I chimed in once before. I will chime in one last time. It does not make one bit of difference if she actually saw him or not. Scores of individuals have listed the reasons why you should have broken up with her at the beginning of this mess. The situation has only gotten worse. You should not, even for one moment, contemplate trying to make this work. We all saw where this was heading, and you refused to listen. You are still doubting the collective wisdom of this group. I don't understand it. Take this moment of clarity, and RUN!!!!!!!!!!!!!!!!!!!!!!!!!!!!!!!!!!!!!!

No need for a polygraph. The truth that she told is bad enough. It doesn't matter if she saw him, didn't see him, talked to him, didn't talk to him, had sex with him, didn't have sex with him. Who cares?????? The information you have is enough to leave with confidence that you gave it a fair chance, and this relationship is doomed. Get the hell out, and don't look back. You don't seem to appreciate subtlety, so I am unusually blunt.

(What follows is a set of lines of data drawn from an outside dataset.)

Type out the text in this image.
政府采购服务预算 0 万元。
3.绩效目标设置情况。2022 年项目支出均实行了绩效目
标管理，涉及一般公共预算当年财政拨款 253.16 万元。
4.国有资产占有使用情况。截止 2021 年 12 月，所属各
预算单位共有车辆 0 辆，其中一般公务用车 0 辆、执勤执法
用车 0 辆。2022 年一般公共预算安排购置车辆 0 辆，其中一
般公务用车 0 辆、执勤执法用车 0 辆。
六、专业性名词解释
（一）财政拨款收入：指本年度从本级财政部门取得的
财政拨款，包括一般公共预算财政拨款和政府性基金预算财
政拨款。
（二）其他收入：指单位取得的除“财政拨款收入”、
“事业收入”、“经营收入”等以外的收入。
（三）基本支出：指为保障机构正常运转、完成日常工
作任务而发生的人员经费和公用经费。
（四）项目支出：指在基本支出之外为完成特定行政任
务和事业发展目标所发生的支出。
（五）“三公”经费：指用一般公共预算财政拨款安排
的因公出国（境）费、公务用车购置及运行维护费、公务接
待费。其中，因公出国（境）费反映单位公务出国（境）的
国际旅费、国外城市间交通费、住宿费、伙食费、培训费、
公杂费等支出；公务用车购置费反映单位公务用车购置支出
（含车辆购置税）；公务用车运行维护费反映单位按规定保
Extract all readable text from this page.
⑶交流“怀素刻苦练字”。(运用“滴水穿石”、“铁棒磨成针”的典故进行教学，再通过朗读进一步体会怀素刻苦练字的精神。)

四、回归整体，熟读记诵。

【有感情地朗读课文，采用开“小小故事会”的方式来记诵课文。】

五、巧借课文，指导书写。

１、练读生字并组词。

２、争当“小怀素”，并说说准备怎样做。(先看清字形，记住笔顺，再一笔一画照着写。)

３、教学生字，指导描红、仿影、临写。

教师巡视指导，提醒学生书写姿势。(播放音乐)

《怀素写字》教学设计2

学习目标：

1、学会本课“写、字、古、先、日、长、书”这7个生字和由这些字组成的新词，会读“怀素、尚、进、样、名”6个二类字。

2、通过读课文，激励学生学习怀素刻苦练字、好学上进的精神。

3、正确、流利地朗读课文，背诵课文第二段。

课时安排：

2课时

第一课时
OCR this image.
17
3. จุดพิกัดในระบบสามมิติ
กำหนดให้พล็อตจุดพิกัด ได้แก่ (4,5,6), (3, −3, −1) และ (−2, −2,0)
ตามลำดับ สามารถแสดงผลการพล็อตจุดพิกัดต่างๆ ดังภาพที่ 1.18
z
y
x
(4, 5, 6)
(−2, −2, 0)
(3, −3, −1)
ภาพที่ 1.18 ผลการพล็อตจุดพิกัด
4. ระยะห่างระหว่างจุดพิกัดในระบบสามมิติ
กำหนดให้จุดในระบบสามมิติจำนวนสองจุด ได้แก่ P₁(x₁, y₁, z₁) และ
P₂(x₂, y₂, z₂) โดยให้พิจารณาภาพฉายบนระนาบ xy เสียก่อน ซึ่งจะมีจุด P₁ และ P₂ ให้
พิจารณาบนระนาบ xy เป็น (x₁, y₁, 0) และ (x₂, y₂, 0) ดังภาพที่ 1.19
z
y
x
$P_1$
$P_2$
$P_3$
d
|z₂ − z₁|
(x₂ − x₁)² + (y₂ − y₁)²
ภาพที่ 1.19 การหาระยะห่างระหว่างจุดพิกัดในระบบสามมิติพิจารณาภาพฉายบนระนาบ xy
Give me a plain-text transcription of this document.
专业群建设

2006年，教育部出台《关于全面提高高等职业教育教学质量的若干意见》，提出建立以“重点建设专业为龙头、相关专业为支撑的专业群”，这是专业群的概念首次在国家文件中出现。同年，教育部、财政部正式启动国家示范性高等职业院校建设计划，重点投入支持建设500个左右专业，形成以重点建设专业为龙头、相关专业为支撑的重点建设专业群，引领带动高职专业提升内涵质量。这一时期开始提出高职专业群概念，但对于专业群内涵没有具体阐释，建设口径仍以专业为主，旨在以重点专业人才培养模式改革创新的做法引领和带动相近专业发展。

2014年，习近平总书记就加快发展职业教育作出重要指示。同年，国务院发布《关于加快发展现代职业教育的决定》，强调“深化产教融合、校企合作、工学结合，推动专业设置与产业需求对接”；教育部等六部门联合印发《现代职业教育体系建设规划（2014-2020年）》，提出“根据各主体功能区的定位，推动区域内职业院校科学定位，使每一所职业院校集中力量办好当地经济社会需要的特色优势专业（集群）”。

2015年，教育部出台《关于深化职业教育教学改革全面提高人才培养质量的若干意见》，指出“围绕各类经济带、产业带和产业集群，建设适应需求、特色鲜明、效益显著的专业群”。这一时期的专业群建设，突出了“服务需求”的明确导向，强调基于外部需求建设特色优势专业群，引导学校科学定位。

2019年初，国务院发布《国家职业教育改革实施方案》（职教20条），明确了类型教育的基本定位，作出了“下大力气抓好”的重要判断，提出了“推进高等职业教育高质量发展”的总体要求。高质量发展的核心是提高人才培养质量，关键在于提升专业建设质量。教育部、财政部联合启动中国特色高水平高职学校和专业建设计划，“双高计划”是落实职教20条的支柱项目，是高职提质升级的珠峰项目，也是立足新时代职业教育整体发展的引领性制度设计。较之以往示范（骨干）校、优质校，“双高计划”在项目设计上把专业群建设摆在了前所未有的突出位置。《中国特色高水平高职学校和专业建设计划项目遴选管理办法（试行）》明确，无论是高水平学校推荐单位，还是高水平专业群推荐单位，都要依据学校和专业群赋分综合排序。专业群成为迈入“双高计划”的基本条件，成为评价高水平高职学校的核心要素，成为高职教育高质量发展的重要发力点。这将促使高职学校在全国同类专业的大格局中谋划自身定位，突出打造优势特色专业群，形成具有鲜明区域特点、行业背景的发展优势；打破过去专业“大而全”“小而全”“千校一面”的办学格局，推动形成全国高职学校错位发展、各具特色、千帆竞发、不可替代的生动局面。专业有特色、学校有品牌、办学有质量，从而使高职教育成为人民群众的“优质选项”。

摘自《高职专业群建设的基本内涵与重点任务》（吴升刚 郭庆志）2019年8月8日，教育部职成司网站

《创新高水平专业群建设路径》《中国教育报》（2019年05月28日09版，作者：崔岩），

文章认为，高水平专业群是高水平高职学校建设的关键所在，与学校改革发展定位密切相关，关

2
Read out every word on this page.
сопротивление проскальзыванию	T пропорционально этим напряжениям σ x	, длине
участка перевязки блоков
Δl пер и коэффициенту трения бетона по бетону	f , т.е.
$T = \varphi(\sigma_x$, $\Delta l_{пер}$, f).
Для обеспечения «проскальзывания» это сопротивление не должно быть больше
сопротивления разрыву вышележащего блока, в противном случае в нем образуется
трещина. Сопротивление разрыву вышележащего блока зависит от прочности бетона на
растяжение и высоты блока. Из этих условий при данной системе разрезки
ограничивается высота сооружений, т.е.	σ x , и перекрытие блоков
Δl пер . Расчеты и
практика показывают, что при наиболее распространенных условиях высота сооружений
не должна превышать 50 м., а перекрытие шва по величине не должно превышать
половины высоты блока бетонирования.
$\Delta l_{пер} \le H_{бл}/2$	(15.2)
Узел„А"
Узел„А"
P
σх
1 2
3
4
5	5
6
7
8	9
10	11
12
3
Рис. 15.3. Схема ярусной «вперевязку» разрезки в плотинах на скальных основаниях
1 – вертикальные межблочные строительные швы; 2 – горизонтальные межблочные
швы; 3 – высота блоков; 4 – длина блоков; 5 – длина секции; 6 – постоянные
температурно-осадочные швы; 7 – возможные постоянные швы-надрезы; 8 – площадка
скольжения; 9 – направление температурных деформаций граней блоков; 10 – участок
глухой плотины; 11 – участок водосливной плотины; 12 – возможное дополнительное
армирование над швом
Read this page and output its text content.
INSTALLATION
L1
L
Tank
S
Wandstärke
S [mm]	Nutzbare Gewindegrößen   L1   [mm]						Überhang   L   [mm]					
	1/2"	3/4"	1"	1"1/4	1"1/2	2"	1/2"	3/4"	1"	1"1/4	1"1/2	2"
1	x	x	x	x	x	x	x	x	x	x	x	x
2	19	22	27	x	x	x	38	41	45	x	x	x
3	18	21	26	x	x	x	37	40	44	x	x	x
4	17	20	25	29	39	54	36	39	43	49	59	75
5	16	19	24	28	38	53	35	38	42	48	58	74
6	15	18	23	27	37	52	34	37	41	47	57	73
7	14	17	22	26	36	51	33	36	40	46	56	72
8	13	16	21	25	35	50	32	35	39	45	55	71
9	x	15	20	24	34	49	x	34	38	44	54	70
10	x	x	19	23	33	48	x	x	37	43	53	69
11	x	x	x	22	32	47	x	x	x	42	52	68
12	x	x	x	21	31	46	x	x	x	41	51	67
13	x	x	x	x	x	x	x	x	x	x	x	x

Your apartment is probably great. Who cares? I bet there is an even better apartment out there in a better location for even less money that you haven't discovered yet. Would I wait for her to move? No! It's hard to move someone out; you can't legally touch or move their stuff. But, it's 100% legal for you to move all of your belongings. Just leave! Yes, YOU LEAVE! If your name is on the lease, then arrange a settlement with your landlord to terminate the lease. Just get the hell out. Get out of her life, get out of the apartment, get out of the relationship.

Forget about being "friendly." Just be as friendly as you would with anybody else. If you keep the same friends, that's great. If you don't, who cares??????? Then, they weren't true friends to begin with. Your going to have to take some risks, and you cannot avoid some of the fallout that comes with a breakup. Guess what? No big deal. You would only have to be nervous, or sad, or hesitant, or shameful if you did something wrong. You didn't. You should walk with your head high knowing that you did everything in your power to fix this. Some things just cannot fixed. ACCEPT THAT. This relationship is irretrievably broken. If you insist on trying to make it work, then you have been warned.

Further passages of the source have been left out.